2020.4.26 17:24 共同通信

法律事務所が公開したセミナー動画で、新型コロナウイルス感染拡大を受けた法的問題について話す塩崎彰久弁護士(右)
法律事務所が公開したセミナー動画で、新型コロナウイルス感染拡大を受けた法的問題について話す塩崎彰久弁護士(右)
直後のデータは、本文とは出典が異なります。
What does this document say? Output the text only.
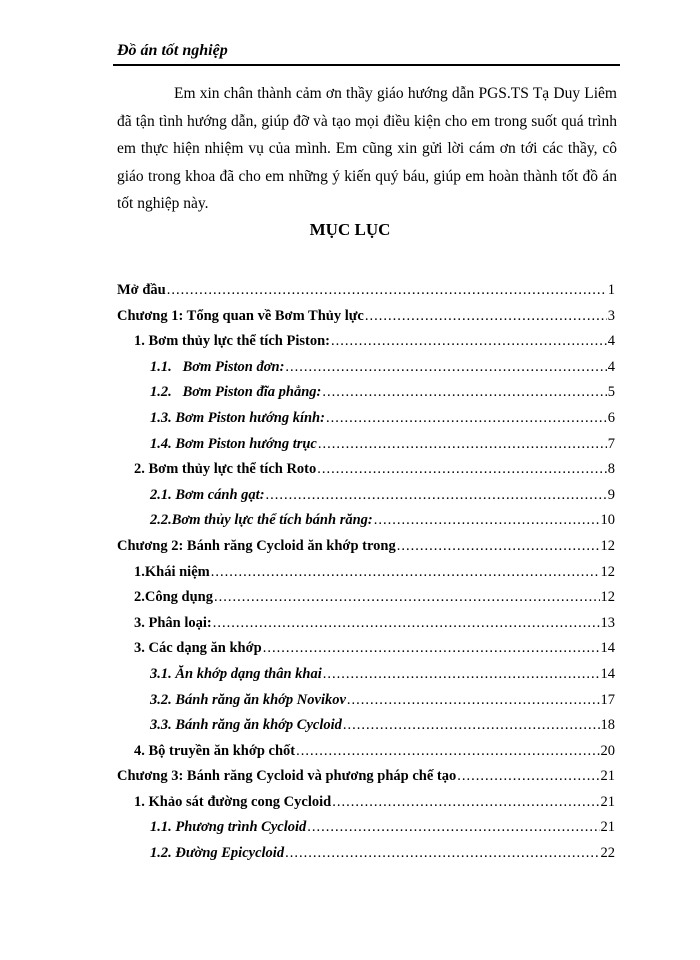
Đồ án tốt nghiệp
Em xin chân thành cảm ơn thầy giáo hướng dẫn PGS.TS Tạ Duy Liêm đã tận tình hướng dẫn, giúp đỡ và tạo mọi điều kiện cho em trong suốt quá trình em thực hiện nhiệm vụ của mình. Em cũng xin gửi lời cám ơn tới các thầy, cô giáo trong khoa đã cho em những ý kiến quý báu, giúp em hoàn thành tốt đồ án tốt nghiệp này.
MỤC LỤC
Mở đầu .....	1
Chương 1: Tổng quan về Bơm Thủy lực .....	3
1. Bơm thủy lực thể tích Piston: .....	4
1.1.   Bơm Piston đơn: .....	4
1.2.   Bơm Piston đĩa phẳng: .....	5
1.3. Bơm Piston hướng kính: .....	6
1.4. Bơm Piston hướng trục .....	7
2. Bơm thủy lực thể tích Roto .....	8
2.1. Bơm cánh gạt: .....	9
2.2.Bơm thủy lực thể tích bánh răng: .....	10
Chương 2: Bánh răng Cycloid ăn khớp trong .....	12
1.Khái niệm .....	12
2.Công dụng .....	12
3. Phân loại: .....	13
3. Các dạng ăn khớp .....	14
3.1. Ăn khớp dạng thân khai .....	14
3.2. Bánh răng ăn khớp Novikov .....	17
3.3. Bánh răng ăn khớp Cycloid .....	18
4. Bộ truyền ăn khớp chốt .....	20
Chương 3: Bánh răng Cycloid và phương pháp chế tạo .....	21
1. Khảo sát đường cong Cycloid .....	21
1.1. Phương trình Cycloid .....	21
1.2. Đường Epicycloid .....	22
 新型コロナウイルスに社員が感染したと公表しても個人情報保護法に違反しないか、緊急事態宣言中に出社を命じていいのか―。感染拡大で、企業が多くの法的問題に直面する中、東京の大手法律事務所が集約した助言をウェブサイトで公開し、反響を呼んでいる。担当弁護士は「状況が刻々と変化して正解は見えにくいが、考える足掛かりになれば」と期待する。

 弁護士約500人が在籍する長島・大野・常松法律事務所が3月12日に公開した特設サイトの閲覧回数は、約1カ月で1万回を超えた。
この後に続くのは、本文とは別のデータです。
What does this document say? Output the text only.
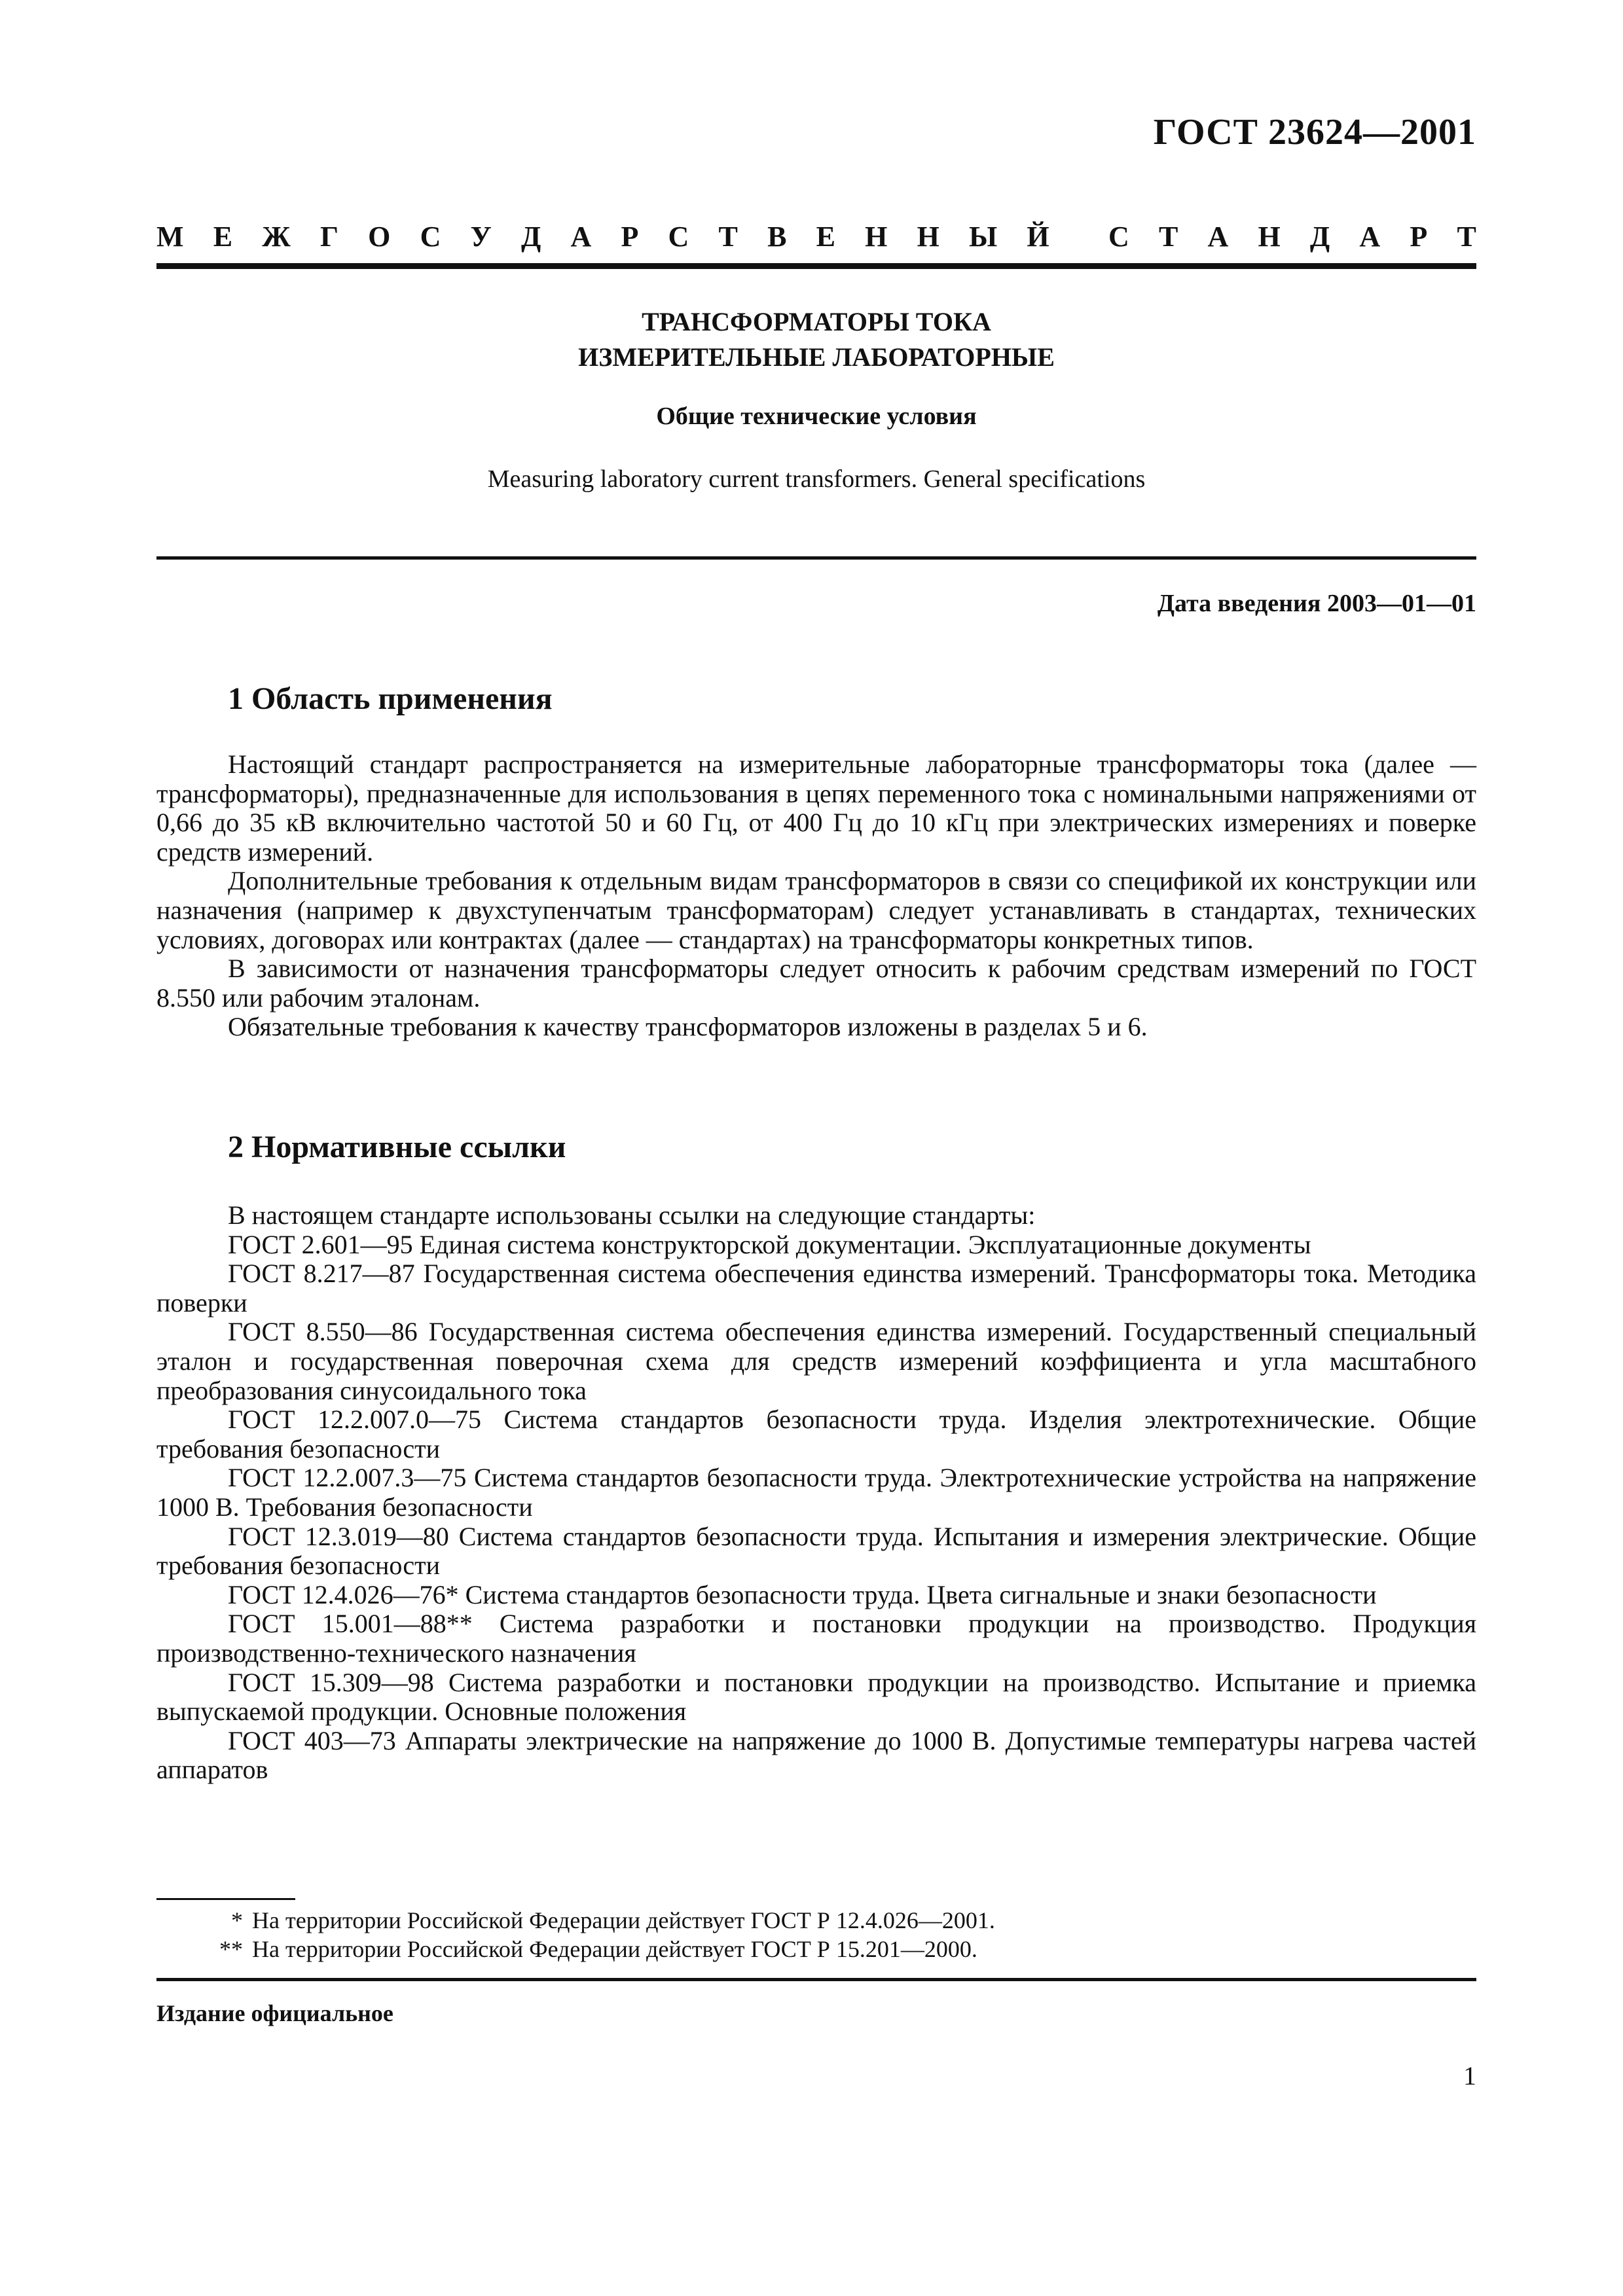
ГОСТ 23624—2001
М Е Ж Г О С У Д А Р С Т В Е Н Н Ы Й С Т А Н Д А Р Т
ТРАНСФОРМАТОРЫ ТОКА
ИЗМЕРИТЕЛЬНЫЕ ЛАБОРАТОРНЫЕ
Общие технические условия
Measuring laboratory current transformers. General specifications
Дата введения 2003—01—01
1 Область применения

Настоящий стандарт распространяется на измерительные лабораторные трансформаторы тока (далее — трансформаторы), предназначенные для использования в цепях переменного тока с номинальными напряжениями от 0,66 до 35 кВ включительно частотой 50 и 60 Гц, от 400 Гц до 10 кГц при электрических измерениях и поверке средств измерений.

Дополнительные требования к отдельным видам трансформаторов в связи со спецификой их конструкции или назначения (например к двухступенчатым трансформаторам) следует устанавливать в стандартах, технических условиях, договорах или контрактах (далее — стандартах) на трансформаторы конкретных типов.

В зависимости от назначения трансформаторы следует относить к рабочим средствам измерений по ГОСТ 8.550 или рабочим эталонам.

Обязательные требования к качеству трансформаторов изложены в разделах 5 и 6.

2 Нормативные ссылки

В настоящем стандарте использованы ссылки на следующие стандарты:

ГОСТ 2.601—95 Единая система конструкторской документации. Эксплуатационные документы

ГОСТ 8.217—87 Государственная система обеспечения единства измерений. Трансформаторы тока. Методика поверки

ГОСТ 8.550—86 Государственная система обеспечения единства измерений. Государственный специальный эталон и государственная поверочная схема для средств измерений коэффициента и угла масштабного преобразования синусоидального тока

ГОСТ 12.2.007.0—75 Система стандартов безопасности труда. Изделия электротехнические. Общие требования безопасности

ГОСТ 12.2.007.3—75 Система стандартов безопасности труда. Электротехнические устройства на напряжение 1000 В. Требования безопасности

ГОСТ 12.3.019—80 Система стандартов безопасности труда. Испытания и измерения электрические. Общие требования безопасности

ГОСТ 12.4.026—76* Система стандартов безопасности труда. Цвета сигнальные и знаки безопасности

ГОСТ 15.001—88** Система разработки и постановки продукции на производство. Продукция производственно-технического назначения

ГОСТ 15.309—98 Система разработки и постановки продукции на производство. Испытание и приемка выпускаемой продукции. Основные положения

ГОСТ 403—73 Аппараты электрические на напряжение до 1000 В. Допустимые температуры нагрева частей аппаратов

* На территории Российской Федерации действует ГОСТ Р 12.4.026—2001.
** На территории Российской Федерации действует ГОСТ Р 15.201—2000.
Издание официальное
1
 目玉は弁護士が出演する1回15分程度のセミナー動画。初回は感染した社員のプライバシーがテーマだった。保護法は本人の同意がない病歴公表を禁じるが、「入院中などで連絡が難しく、生命の保護や公衆衛生のためであれば、例外になり得る」と指摘。その後も「イベント自粛で契約義務は免れられるか」との問いに「従来は免責が難しいが、容認が増える可能性がある」と回答するなどしている。
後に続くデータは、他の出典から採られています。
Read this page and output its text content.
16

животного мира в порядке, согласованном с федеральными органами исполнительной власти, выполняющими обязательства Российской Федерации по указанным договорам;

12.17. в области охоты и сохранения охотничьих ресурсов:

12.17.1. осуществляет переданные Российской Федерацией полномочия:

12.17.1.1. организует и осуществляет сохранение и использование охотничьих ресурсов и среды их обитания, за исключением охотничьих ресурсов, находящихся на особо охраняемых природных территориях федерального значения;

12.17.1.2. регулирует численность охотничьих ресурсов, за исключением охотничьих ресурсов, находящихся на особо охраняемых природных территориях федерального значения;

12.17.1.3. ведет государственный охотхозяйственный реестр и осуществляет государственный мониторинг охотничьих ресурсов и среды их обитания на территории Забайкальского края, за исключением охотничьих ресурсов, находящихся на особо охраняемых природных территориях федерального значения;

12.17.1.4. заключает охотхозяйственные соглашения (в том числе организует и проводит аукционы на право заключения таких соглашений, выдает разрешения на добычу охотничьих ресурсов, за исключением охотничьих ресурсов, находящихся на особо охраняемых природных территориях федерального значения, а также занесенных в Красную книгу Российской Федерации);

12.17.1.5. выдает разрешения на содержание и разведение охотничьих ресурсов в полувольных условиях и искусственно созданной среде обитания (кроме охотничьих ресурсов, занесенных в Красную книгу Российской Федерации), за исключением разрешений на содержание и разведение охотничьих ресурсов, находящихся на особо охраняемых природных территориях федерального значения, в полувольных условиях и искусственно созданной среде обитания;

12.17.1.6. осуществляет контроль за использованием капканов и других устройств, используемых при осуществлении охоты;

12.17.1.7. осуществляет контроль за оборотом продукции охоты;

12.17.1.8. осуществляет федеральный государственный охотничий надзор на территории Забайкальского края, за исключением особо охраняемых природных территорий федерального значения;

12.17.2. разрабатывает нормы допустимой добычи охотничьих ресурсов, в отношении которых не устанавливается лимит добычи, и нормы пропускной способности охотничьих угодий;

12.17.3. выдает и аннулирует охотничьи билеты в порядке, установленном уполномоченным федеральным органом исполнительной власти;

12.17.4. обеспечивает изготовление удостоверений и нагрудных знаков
 動画を閲覧するのは首都圏だけでなく、青森県や愛媛県など地方の企業も多い。同事務所の塩崎彰久弁護士は「人に会って相談ができない状況となり、企業の法務担当者は情報の断絶に苦しんでいる。広く知識を届けることが、私たちの役目だと考えた」と話す。

 急増しているのは、外出自粛が求められる中、取引先の要請などで出勤が必要になった際の対応に関する相談。安全配慮義務を十分果たす必要があるといった解説を作成中だという。

 中国や米国のほか、ベトナム、シンガポールにも拠点を持つ西村あさひ法律事務所の特設サイトは、目まぐるしく変わる各国の感染抑止策の最新情報をまとめて公表。海外で事業展開している企業などから「個別の法規制を一括してチェックできる」と評価は高い。

 「どの国も政策を練り込めないまま打ち出し、修正も多い。更新にはスピードが要求される」と担当の小口光弁護士。

 他にも金融や労務法規の専門弁護士約10人が対策チームを組み、相談対応に当たる。企業再生に詳しい柴原多弁護士は「今後は個々の企業の業態変更に加えて、産業の大幅な再編も起こり得る。リスクは大企業に限らないので、あらゆる企業に知恵を活用してほしい」と呼び掛けた。